The problem is that we’ve made pursuing health a moral obligation, and placed almost all the burden of responsibility to achieve it on the individual (and the blame when health is not present). We miss the mark when we think that one’s health is primarily a result of health behaviours (i.e. eating a balanced diet, exercising, not smoking etc.), when actually, it makes up only 25% of what impacts our health. Keep in mind, food is just a part of that 25%. Included in that 25% is also the amount of sleep we get, how much alcohol we consume, if we go outside regularly to get fresh air, etc.

We tend to focus on these behaviours because we can control them. What we can’t control as easily are the other factors that impact our health such as genetics, our environment, the medical care we receive, and our social characteristics such as our gender or race and the associated discrimination that comes with them. The chronic stress experienced from racism, sexism and even size discrimination affects the quality of our health, but we can’t individually control them, so we focus on what we can: our individual health behaviours.

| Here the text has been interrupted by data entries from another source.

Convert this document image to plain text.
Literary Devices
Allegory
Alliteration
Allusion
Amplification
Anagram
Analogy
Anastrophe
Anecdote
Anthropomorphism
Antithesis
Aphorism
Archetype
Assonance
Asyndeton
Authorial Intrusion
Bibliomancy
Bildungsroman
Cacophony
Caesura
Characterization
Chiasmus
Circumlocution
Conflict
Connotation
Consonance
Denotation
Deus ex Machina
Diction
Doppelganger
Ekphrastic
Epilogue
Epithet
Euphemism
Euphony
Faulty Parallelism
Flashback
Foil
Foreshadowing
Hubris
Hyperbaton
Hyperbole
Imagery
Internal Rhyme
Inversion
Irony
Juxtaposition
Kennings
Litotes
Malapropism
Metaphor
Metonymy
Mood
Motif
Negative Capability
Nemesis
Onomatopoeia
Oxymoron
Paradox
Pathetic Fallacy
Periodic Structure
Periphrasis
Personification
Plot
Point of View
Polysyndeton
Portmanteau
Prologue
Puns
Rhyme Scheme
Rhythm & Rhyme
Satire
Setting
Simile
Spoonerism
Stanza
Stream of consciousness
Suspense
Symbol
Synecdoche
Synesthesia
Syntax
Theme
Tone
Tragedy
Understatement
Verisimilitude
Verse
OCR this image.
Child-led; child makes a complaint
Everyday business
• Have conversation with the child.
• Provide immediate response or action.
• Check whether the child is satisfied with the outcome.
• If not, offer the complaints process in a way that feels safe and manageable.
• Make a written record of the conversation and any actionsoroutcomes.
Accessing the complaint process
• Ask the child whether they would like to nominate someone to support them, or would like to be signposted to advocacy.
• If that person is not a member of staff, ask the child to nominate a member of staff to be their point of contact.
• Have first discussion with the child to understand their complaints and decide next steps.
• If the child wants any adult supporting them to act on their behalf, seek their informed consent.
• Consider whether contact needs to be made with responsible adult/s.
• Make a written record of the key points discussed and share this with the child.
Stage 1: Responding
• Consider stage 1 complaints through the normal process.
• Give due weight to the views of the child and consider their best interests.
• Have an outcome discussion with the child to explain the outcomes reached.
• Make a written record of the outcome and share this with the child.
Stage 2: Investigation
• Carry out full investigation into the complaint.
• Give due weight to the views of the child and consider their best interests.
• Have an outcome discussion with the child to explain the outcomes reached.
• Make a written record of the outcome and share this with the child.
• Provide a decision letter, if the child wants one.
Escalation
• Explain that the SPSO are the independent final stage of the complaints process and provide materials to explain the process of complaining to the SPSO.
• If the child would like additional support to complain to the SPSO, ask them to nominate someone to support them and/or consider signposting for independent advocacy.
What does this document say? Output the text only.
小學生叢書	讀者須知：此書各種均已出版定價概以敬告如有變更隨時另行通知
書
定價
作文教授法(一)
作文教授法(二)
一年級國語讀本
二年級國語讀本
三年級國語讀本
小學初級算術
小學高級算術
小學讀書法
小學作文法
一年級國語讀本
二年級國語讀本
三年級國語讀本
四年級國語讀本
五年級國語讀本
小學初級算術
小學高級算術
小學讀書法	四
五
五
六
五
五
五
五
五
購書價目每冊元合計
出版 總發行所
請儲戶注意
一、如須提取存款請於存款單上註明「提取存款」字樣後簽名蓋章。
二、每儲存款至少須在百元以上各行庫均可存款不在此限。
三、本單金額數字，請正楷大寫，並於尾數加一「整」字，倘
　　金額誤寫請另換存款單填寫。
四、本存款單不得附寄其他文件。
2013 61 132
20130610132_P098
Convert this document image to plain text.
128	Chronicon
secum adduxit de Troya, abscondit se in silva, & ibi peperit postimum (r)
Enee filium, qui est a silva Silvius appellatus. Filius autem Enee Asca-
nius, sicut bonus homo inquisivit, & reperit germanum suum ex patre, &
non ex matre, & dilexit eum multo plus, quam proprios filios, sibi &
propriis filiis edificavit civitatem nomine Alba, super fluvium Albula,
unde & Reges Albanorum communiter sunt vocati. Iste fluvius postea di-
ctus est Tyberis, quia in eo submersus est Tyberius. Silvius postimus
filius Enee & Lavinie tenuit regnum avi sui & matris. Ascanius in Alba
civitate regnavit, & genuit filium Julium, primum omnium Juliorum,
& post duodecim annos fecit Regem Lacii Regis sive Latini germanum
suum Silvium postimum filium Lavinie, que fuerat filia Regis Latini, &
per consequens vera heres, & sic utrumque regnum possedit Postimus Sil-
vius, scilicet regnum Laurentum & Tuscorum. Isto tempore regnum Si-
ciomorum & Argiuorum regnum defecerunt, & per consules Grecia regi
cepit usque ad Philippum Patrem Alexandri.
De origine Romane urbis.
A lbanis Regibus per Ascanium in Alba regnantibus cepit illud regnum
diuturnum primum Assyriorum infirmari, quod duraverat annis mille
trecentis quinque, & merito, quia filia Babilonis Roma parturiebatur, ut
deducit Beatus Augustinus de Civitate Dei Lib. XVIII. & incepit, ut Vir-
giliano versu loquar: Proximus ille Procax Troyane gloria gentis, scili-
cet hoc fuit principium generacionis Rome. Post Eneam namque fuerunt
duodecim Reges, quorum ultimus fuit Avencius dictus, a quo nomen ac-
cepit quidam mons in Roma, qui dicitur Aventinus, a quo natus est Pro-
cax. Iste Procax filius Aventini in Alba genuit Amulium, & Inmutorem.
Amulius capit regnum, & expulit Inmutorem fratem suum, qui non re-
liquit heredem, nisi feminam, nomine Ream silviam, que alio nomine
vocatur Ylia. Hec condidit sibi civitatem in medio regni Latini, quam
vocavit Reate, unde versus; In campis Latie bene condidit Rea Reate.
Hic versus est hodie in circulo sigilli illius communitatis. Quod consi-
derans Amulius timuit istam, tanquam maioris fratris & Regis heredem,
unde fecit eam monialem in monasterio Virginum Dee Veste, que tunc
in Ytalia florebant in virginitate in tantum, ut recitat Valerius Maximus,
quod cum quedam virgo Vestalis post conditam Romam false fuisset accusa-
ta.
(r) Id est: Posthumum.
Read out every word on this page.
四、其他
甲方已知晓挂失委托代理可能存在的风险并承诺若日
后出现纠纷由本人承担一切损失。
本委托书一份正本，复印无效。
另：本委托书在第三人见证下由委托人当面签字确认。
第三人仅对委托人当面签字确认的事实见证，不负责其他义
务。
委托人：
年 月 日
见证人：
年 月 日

Our society rewards and validates people who pursue these health behaviours for being “good”; and blame those who don’t for being “bad”, (for not doing the “right things”). But even if we did all the “right things”, it still doesn’t guarantee health, because as pointed out above, other factors such as how much money a person earns has more of an impact on health outcomes than any behaviour does. If someone is in a low income bracket or doesn’t have good access to health care, no matter how “well” they eat or how much they exercise, their health outcomes will be worse off than a person in a high income bracket who performs the same behaviours.

All of this to say: no one is “bad” for eating cake or pizza or whatever they enjoy eating (even frequently), nor is one “good” for eating lots of salads and following all the health “rules”. Performing health behaviours doesn’t make someone more worthy a person than someone else.

Moralizing food also creates a fear of it, (and a fear of our innate desires). It's healthy to want to experience pleasure while eating and if chips or chocolate brings that pleasure - that's OK! It's when we shame ourselves for eating foods we enjoy that our anxiety levels increase, we distrust ourselves, and we're apt to binge on the "forbidden" foods the more we restrict them from our diets. 

So at your next meal, even though it may be really hard, refrain from saying you’re being “good” or “bad” based on what you’re eating and just EAT. Enjoy life and get pleasure from your food (even if it’s to Sylvester Graham’s dismay). It’s one less thing to stress about and, ironically, you’ll be healthier for it.